Contractors Ingram, Alley, & Willis wasted no time. By early June, Bennett Motor Co. had moved to its new location on Campbellsville Street in Mr. Walker's "modern garage building." The same article noted Bennett's was the "local the dealers for the Durant line of cars also the Hudson and Essex [and the Rugby line of trucks]. An ad in the September 9, 1930 edition informed readers that the J.M. Barnes Bakery was open for business at its new location, next door to Bennett Motor Company.
As soon as Bennett's vacated the Murray building, Rosenblatt Produce Co. moved there from the Sam Lewis property.
In March 1931, the News humorously reported about a very busy recent day in the life of Mr. Ray Flowers:
"Busy Day for Auto Salesman
Mr. Ray Flowers, of the Bennett Motor Co., motored to Burkesville Thursday and delivered a new Essex Coach to Mr. W.C. Curtis.
"Mr. Flowers did a thriving business while in the neighboring city. He took in a used Essex on the trade with Mr. Curtis, sold the car to another man, getting a Ford in the trade, and before leaving Cumberland county sold the Ford. He had to telephone his partner, Mr. E.J. Bennett, to send a car for him to return home in."
Mr. Ray Flowers escape from serious injury or death
About a year later, a much more serious event again precipitated the appearance of Mr. Flowers' name in the paper. He narrowly escaped serious injury or death when a "strange explosion" occurred in the building occupied by Bennett Motor Co. Of a sudden, "A seventy-five pound concrete block covering the opening to a cistern was blown through the floor, striking the ceiling and tearing a ragged hole through it. Mr. Flowers was standing about five feet from the spot..."
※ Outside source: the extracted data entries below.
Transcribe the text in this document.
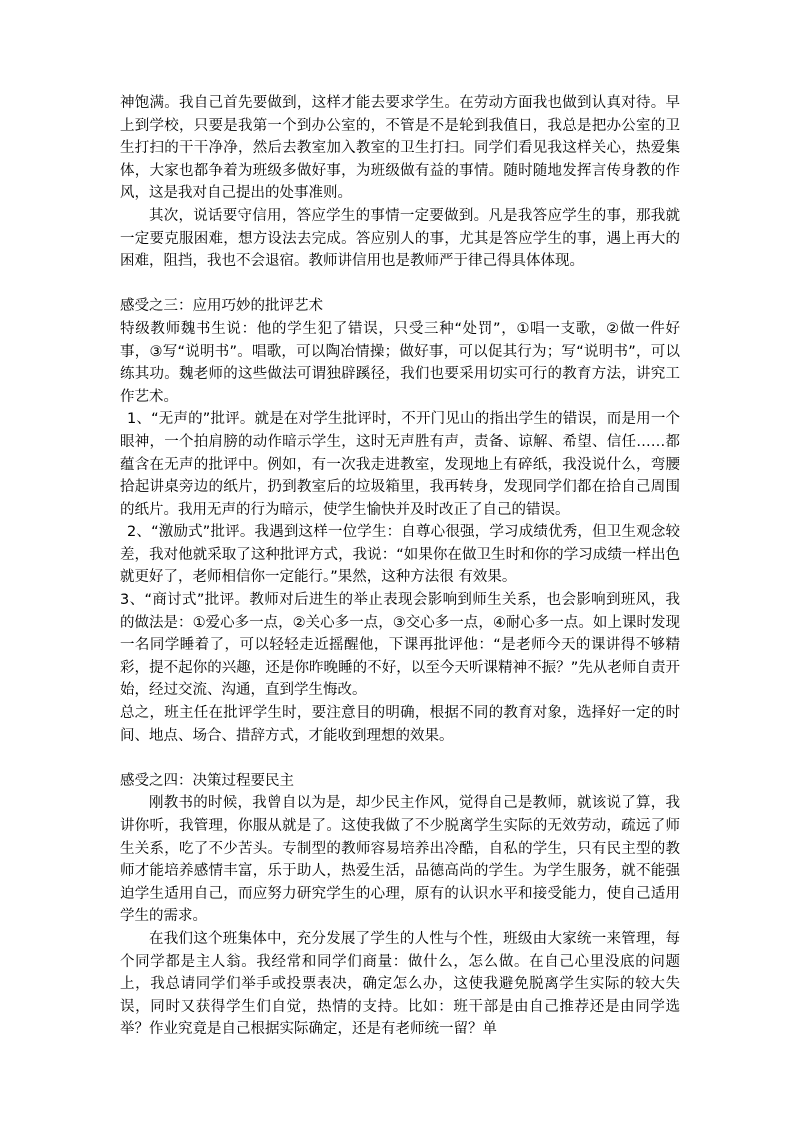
神饱满。我自己首先要做到，这样才能去要求学生。在劳动方面我也做到认真对待。早上到学校，只要是我第一个到办公室的，不管是不是轮到我值日，我总是把办公室的卫生打扫的干干净净，然后去教室加入教室的卫生打扫。同学们看见我这样关心，热爱集体，大家也都争着为班级多做好事，为班级做有益的事情。随时随地发挥言传身教的作风，这是我对自己提出的处事准则。

其次，说话要守信用，答应学生的事情一定要做到。凡是我答应学生的事，那我就一定要克服困难，想方设法去完成。答应别人的事，尤其是答应学生的事，遇上再大的困难，阻挡，我也不会退宿。教师讲信用也是教师严于律己得具体体现。

感受之三：应用巧妙的批评艺术

特级教师魏书生说：他的学生犯了错误，只受三种“处罚”，①唱一支歌，②做一件好事，③写“说明书”。唱歌，可以陶冶情操；做好事，可以促其行为；写“说明书”，可以练其功。魏老师的这些做法可谓独辟蹊径，我们也要采用切实可行的教育方法，讲究工作艺术。

1、“无声的”批评。就是在对学生批评时，不开门见山的指出学生的错误，而是用一个眼神，一个拍肩膀的动作暗示学生，这时无声胜有声，责备、谅解、希望、信任……都蕴含在无声的批评中。例如，有一次我走进教室，发现地上有碎纸，我没说什么，弯腰拾起讲桌旁边的纸片，扔到教室后的垃圾箱里，我再转身，发现同学们都在拾自己周围的纸片。我用无声的行为暗示，使学生愉快并及时改正了自己的错误。

2、“激励式”批评。我遇到这样一位学生：自尊心很强，学习成绩优秀，但卫生观念较差，我对他就采取了这种批评方式，我说：“如果你在做卫生时和你的学习成绩一样出色就更好了，老师相信你一定能行。”果然，这种方法很 有效果。

3、“商讨式”批评。教师对后进生的举止表现会影响到师生关系，也会影响到班风，我的做法是：①爱心多一点，②关心多一点，③交心多一点，④耐心多一点。如上课时发现一名同学睡着了，可以轻轻走近摇醒他，下课再批评他：“是老师今天的课讲得不够精彩，提不起你的兴趣，还是你昨晚睡的不好，以至今天听课精神不振？”先从老师自责开始，经过交流、沟通，直到学生悔改。

总之，班主任在批评学生时，要注意目的明确，根据不同的教育对象，选择好一定的时间、地点、场合、措辞方式，才能收到理想的效果。

感受之四：决策过程要民主

刚教书的时候，我曾自以为是，却少民主作风，觉得自己是教师，就该说了算，我讲你听，我管理，你服从就是了。这使我做了不少脱离学生实际的无效劳动，疏远了师生关系，吃了不少苦头。专制型的教师容易培养出冷酷，自私的学生，只有民主型的教师才能培养感情丰富，乐于助人，热爱生活，品德高尚的学生。为学生服务，就不能强迫学生适用自己，而应努力研究学生的心理，原有的认识水平和接受能力，使自己适用学生的需求。

在我们这个班集体中，充分发展了学生的人性与个性，班级由大家统一来管理，每个同学都是主人翁。我经常和同学们商量：做什么，怎么做。在自己心里没底的问题上，我总请同学们举手或投票表决，确定怎么办，这使我避免脱离学生实际的较大失误，同时又获得学生们自觉，热情的支持。比如：班干部是由自己推荐还是由同学选举？作业究竟是自己根据实际确定，还是有老师统一留？单
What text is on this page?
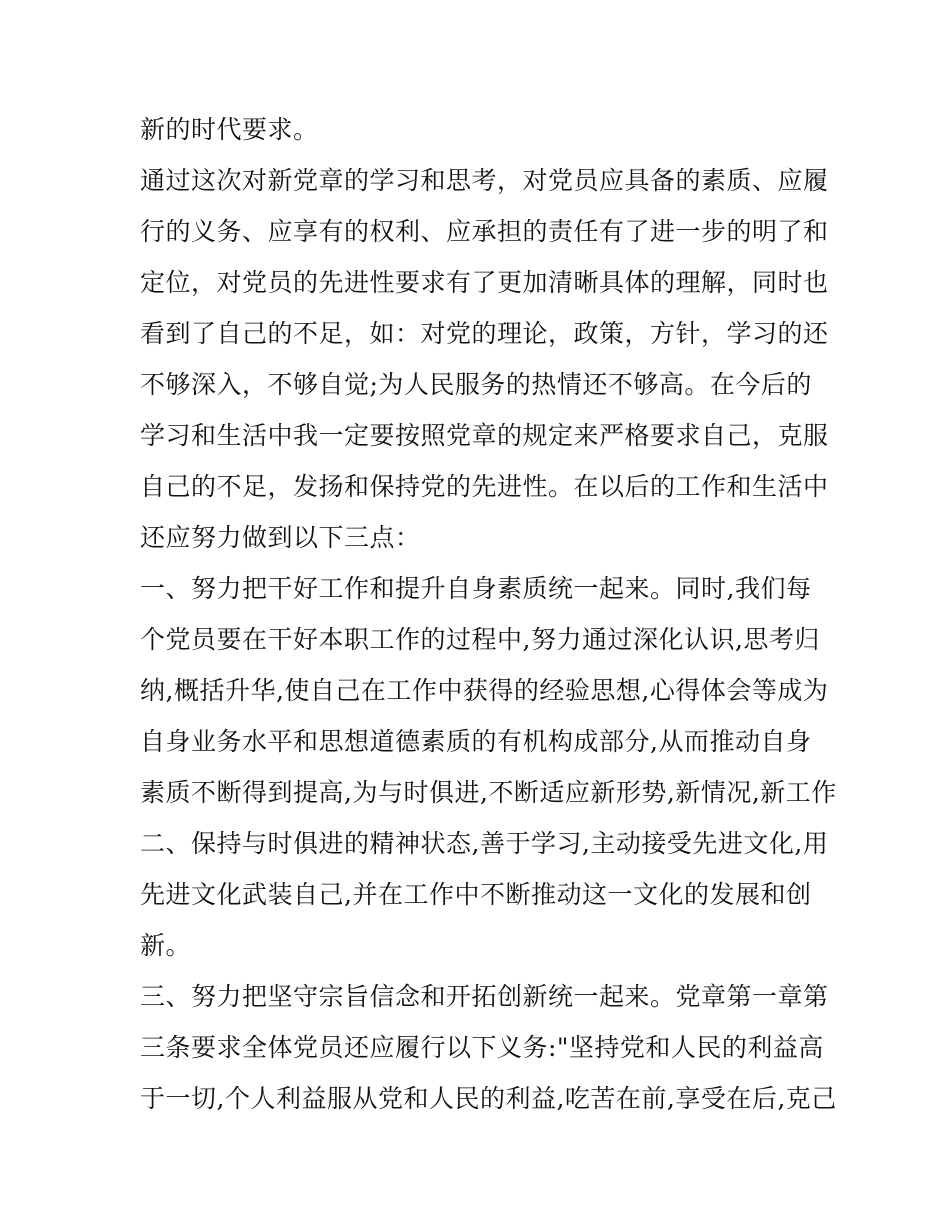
新的时代要求。
通过这次对新党章的学习和思考，对党员应具备的素质、应履
行的义务、应享有的权利、应承担的责任有了进一步的明了和
定位，对党员的先进性要求有了更加清晰具体的理解，同时也
看到了自己的不足，如：对党的理论，政策，方针，学习的还
不够深入，不够自觉;为人民服务的热情还不够高。在今后的
学习和生活中我一定要按照党章的规定来严格要求自己，克服
自己的不足，发扬和保持党的先进性。在以后的工作和生活中
还应努力做到以下三点：
一、努力把干好工作和提升自身素质统一起来。同时,我们每
个党员要在干好本职工作的过程中,努力通过深化认识,思考归
纳,概括升华,使自己在工作中获得的经验思想,心得体会等成为
自身业务水平和思想道德素质的有机构成部分,从而推动自身
素质不断得到提高,为与时俱进,不断适应新形势,新情况,新工作
二、保持与时俱进的精神状态,善于学习,主动接受先进文化,用
先进文化武装自己,并在工作中不断推动这一文化的发展和创
新。
三、努力把坚守宗旨信念和开拓创新统一起来。党章第一章第
三条要求全体党员还应履行以下义务:"坚持党和人民的利益高
于一切,个人利益服从党和人民的利益,吃苦在前,享受在后,克己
Source of explosion attributed to gas leaking from nearby parked bus
The explosion was attributed to gas leaking from a parked bus leaking into the cistern, as it occurred when Mr. Flowers "flipped the switch" to start an electric pump situated under the floor above the cistern. The floor caught fire but the blaze was extinguished by the time the fire department arrived.
In the late summer of 1931, Bennett Motor acquired the Plymoth dealership, and Miss Sarah Cain, of near Columbia soon thereafter bought from them a "beautiful Plymoth Sedan." (Durant, both unable to manufacture enough cars to meet demand and hit hard by the depression, had ceased production in August 1931.)
Other purchases of note included Dr. T.P Stephenson buying "a beautiful new Essex Coupe" in early 1932 and Mr. Horace Cundiff's "beautiful new Chrysler sedan" in April 1934.
Come the spring of 1933, a fire in the building caused considerable damage. "Several of the large windows in the display were cracked and broken and the interior of the garage was badly scorched and blackened by the smoke. The top was burned off a new Durant Sedan which was on display." Neither Mr. Walker nor Mr. Bennett carried any insurance.
Less than two months after Mr. Cundiff drove away in his new vehicle in the spring of 1934, Bennett Motor Co. ceased to exist. In early June, reported the News, "J.W. Walker has bought out the Bennett Motor Co. located on Campbellsville Street and will operate under the name Walker Motor Company." The new company would sell Plymoth and DeSoto vehicles (both made by Chrysler) and International trucks. Mr. J. Wilson Monroe was sales manager and J. Frank Walker was salesman.
Mr. Ray Flowers appointed Columbia postmaster; and passing of Emery Bennett
Just under a year later, Mr. Ray Flowers was appointed postmaster of Columbia. Emery J. Bennett, 70 or a bit past when the dealership changed hands, retired from public life and quietly spent his remaining years in Columbia. When he passed in 1943, the News said of him, "Mr. Bennett was one of the most popular citizens of this community, having the respect, love ad admiration of a wide circle of friends by whom he will be greatly missed." He was survived by his wife, Mollie, and three of his children by Myrtle, one son having passed in 1920.
In 1939, David Heskamp took dealer agency for Oldsmobile cars
In the fall of 1939, David Heskamp took the dealer agency for "the popular line of Oldsmobile cars formerly sold by Ingram Motor Co." The firm, known as the Heskamp Motor Co., was first located, temporarily, in the Walker Motor Co. building, Mr. Virgil Collins, salesman.